Vous participez au projet « Classes culturelles numériques » mettant en relation des classes d'apprenants de différents continents avec un écrivain. Que retenez-vous du lien tissé par ces élèves avec l'écriture ?
J'ai conçu l'atelier autour de la diversité et de questions comme « Qu'est-ce que l'autre ? Qu'est-ce que je sais et ne sais pas de lui ? À quel endroit va-t-il m'étonner ? » J'ai créé des exercices où se pose la question du regard : que voit-on lorsque l'on est lycéen en Nouvelle-Zélande, en Ukraine, en République Démocratique du Congo ? J'ai également demandé à chaque groupe d'aller lire la production des autres et nous avons fait un exercice, « Ce que je sais de toi », pour interroger les stéréotypes. Sur le Brésil, les non-Brésiliens ont évoqué la fête et la samba alors que les Brésiliens ont, au contraire, répondu avec un texte implacable sur leur sentiment d'oppression suite aux dernières élections ! Cet atelier représentait véritablement, pour eux, la possibilité de s'exprimer, de se raconter, mais aussi de lire l'autre et de dire qui l'on est.

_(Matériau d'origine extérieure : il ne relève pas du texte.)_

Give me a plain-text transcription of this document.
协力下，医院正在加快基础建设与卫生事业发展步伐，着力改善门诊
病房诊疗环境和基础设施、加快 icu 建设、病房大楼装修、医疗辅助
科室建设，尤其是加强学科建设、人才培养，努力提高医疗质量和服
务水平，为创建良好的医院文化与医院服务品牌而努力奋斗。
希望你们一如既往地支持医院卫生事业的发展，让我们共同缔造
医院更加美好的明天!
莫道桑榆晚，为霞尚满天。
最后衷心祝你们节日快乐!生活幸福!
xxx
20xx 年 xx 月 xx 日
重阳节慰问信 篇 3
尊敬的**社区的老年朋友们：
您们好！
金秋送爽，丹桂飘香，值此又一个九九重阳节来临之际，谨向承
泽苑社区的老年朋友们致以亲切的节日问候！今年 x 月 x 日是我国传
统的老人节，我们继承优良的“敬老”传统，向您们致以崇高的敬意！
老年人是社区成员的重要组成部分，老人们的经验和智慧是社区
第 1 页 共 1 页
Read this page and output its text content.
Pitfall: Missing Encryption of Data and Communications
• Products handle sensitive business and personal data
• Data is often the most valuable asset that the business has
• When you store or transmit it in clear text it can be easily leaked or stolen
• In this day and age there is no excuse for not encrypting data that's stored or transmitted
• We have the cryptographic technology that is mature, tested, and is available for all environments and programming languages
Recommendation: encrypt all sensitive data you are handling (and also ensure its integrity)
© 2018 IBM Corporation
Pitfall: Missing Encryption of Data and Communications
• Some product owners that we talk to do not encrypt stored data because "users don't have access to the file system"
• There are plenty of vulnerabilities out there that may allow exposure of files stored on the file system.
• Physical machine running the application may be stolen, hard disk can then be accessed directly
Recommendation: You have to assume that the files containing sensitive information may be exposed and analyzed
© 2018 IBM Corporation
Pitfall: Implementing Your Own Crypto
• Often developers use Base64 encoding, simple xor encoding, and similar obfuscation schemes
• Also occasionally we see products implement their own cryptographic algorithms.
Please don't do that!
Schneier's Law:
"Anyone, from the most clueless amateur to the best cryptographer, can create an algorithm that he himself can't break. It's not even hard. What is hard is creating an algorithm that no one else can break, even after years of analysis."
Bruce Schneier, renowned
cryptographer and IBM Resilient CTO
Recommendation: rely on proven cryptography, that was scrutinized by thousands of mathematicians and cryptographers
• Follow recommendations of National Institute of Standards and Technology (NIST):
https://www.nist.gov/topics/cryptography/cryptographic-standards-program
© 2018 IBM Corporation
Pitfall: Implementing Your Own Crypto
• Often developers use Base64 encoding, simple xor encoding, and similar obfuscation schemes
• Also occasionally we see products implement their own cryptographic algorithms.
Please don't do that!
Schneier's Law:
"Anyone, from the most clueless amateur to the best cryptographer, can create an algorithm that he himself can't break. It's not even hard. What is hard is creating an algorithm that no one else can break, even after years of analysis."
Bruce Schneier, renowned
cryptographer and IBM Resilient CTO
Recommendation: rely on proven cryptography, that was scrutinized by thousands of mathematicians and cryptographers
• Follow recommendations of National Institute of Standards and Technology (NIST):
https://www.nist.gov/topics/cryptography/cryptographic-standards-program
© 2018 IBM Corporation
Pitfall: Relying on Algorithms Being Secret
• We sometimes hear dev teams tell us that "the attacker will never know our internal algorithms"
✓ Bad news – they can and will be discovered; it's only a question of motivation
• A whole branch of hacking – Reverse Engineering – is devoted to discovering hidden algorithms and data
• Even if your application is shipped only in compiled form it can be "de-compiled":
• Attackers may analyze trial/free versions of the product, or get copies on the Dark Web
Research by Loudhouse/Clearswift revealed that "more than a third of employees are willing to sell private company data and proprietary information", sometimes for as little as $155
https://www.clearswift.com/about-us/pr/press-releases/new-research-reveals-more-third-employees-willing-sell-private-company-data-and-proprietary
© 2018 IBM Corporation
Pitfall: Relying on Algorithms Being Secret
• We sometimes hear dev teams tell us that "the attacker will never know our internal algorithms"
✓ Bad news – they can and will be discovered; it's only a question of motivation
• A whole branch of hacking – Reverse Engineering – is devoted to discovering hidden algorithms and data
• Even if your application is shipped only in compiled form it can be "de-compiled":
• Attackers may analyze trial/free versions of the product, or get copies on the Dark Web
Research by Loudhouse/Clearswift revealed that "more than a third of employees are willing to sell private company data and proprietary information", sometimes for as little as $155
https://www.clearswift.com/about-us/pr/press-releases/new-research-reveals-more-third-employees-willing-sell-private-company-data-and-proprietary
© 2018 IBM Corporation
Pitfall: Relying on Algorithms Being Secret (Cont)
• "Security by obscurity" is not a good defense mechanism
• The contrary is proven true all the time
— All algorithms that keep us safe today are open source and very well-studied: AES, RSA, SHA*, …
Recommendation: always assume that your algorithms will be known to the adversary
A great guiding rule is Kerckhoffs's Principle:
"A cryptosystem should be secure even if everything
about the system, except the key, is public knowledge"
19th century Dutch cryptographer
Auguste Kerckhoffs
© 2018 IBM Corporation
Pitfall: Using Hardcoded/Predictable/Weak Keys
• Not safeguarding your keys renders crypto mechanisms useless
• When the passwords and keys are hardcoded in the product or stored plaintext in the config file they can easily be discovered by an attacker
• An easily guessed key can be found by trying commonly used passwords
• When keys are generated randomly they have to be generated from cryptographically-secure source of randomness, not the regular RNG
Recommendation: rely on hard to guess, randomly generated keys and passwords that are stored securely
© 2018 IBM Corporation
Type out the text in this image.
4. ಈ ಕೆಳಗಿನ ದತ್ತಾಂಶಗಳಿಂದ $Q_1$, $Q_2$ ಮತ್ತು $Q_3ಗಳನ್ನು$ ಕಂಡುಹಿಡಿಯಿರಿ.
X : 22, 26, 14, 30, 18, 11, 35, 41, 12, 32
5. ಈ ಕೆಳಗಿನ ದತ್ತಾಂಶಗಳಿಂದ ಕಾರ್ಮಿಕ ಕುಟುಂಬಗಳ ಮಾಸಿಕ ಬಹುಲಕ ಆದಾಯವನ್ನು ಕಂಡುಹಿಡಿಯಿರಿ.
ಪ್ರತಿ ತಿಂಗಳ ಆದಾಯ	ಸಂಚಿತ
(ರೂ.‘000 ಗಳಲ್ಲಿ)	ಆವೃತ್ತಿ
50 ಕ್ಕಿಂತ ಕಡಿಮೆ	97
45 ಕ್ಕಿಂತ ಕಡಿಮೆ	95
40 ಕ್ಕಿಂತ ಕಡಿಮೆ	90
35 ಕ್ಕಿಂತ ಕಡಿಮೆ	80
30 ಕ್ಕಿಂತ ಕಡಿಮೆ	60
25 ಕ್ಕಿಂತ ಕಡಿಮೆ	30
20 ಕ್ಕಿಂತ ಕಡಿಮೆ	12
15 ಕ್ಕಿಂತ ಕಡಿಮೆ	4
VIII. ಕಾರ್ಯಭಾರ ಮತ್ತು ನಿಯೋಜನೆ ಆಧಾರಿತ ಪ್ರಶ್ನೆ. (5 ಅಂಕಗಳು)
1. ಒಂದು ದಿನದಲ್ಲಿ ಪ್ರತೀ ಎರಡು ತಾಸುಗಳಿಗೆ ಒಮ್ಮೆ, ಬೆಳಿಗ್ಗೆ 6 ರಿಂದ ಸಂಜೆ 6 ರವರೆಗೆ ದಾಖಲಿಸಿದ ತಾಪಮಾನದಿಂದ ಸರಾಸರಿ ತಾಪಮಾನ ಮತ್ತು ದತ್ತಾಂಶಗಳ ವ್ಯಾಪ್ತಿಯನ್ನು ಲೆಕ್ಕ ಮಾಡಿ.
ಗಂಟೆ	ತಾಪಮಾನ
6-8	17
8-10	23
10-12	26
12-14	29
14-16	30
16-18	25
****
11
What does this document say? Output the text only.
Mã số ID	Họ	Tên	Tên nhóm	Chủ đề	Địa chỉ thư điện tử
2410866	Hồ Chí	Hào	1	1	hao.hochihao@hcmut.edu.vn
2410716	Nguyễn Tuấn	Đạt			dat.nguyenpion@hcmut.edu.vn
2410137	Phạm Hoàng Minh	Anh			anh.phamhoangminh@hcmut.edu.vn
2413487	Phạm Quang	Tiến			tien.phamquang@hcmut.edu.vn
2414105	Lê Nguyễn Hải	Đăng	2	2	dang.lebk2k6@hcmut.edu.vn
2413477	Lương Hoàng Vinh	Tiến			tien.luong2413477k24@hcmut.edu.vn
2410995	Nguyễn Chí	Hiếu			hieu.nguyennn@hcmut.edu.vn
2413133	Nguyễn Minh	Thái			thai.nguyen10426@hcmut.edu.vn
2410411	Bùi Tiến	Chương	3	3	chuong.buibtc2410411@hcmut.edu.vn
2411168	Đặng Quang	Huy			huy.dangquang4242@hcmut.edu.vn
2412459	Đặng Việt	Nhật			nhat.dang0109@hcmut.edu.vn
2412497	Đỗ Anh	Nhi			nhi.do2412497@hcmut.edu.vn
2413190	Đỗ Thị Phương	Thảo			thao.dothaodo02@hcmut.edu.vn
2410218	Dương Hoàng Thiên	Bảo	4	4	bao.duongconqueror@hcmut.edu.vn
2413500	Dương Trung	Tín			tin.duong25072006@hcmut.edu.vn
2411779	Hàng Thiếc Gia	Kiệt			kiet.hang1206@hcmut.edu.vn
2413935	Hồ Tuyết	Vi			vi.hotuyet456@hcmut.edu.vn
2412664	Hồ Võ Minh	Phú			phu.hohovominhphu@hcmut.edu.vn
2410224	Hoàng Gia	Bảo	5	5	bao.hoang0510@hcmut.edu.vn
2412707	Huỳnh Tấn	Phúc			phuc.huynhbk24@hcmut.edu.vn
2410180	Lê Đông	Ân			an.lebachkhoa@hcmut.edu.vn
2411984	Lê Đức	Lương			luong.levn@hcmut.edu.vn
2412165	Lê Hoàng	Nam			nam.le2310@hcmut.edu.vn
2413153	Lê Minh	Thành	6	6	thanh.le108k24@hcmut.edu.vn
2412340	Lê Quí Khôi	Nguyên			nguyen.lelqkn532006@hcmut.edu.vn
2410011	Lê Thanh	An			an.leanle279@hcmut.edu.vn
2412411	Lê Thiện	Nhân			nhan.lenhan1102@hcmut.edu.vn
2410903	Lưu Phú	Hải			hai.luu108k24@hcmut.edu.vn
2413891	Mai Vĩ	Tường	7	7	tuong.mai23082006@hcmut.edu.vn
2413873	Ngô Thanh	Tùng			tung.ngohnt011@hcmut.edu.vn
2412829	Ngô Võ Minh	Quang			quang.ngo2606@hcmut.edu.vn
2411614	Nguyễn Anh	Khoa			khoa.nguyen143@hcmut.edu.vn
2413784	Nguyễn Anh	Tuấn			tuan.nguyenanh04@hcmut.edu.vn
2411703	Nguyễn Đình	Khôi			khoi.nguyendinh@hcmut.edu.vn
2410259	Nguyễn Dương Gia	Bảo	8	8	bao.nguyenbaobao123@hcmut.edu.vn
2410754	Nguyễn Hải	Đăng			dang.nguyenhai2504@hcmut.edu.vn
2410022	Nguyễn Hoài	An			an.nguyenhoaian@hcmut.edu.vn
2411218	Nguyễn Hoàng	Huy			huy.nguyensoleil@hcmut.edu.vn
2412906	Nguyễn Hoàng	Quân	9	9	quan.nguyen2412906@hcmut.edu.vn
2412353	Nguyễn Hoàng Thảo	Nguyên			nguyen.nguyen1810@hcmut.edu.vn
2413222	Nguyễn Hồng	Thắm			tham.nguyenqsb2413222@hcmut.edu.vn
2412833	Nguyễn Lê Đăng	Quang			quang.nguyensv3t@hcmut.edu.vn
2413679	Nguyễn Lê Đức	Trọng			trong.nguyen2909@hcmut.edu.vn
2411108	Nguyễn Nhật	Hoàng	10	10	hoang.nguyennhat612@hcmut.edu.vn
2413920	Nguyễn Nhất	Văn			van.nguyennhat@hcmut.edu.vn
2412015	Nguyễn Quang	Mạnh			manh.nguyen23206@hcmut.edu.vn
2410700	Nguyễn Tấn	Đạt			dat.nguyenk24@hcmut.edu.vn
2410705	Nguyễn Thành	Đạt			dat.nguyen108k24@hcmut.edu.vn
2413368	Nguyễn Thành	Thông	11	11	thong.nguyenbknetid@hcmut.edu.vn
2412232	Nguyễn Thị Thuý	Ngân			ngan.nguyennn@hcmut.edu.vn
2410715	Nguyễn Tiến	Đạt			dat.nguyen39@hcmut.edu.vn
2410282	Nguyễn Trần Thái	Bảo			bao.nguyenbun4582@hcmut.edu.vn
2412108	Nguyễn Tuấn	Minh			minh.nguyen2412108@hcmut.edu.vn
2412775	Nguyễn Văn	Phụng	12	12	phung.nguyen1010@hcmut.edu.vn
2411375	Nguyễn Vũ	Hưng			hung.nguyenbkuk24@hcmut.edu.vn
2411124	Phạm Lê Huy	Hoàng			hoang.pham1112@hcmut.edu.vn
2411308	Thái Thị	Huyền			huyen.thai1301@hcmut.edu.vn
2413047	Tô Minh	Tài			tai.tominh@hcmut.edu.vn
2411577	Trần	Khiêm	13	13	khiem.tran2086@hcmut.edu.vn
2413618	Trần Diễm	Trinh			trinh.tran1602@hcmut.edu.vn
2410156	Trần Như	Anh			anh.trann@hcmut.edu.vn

Vous serez en Ukraine au mois de juin pour rencontrer l'une de ces classes. Est-ce essentiel pour vous de dépasser le simple échange numérique ?
Tout l'aspect de la transmission m'intéresse et, même si, sur un tel projet, il n'est pas possible de rencontrer tout le monde, l'absence d'échange verbal pose problème. Certains groupes peuvent s’essouffler et des conflits d’agenda existent, notamment du fait des vacances, différentes selon les pays – certains ont changé d'année scolaire en cours de projet. Nous vivons dans un monde où le numérique possède une grande place, mais il est rassurant de se dire que nous sommes des êtres humains et non des machines. La rencontre physique permet, dans le cadre d'un atelier, de s'ajuster en fonction de la personnalité des apprenants et de prolonger les discussions.
Que pensez-vous de l'omniprésence de l'écrit à l'heure d'internet ?
Le livre papier continue de résister, mais la lecture s'effondre. Pour lire, il faut se libérer du temps et, neurologiquement – comme le montrent certaines études –, il est compliqué de lire. Lire un livre, c’est-à-dire intégrer le symbole, le transformer en sens, générer des images mentales… : cela demande dix fois plus d'efforts au cerveau que de regarder des images ! Le livre a tout à gagner à se maintenir en papier, ne serait-ce que pour le réel que représente une librairie en regard de l'abstraction qu'est le téléchargement. Je ne pense pas que le numérique redonnera le goût de la lecture aux jeunes. Mais il faut trouver des moyens de leur montrer que la lecture est une chose désirable qui apporte la connaissance et le plaisir. Il faut les convaincre – et leur permettre – de prendre un livre entre leurs mains.
La plus grande peur de ma vie d’Éric Pessan fait partie des ouvrages jeune public sélectionnés en 2018 pour les « Pépites internationales », offre de littérature jeunesse proposée aux jeunes apprenants de français dans le monde.
Éric Pessan participe également aux « Classes culturelles numériques ». Lancée en septembre 2018, ce programme met en relation des classes d’apprenants de français des cinq continents avec un écrivain en résidence, en ligne et en classe, pendant 6 mois.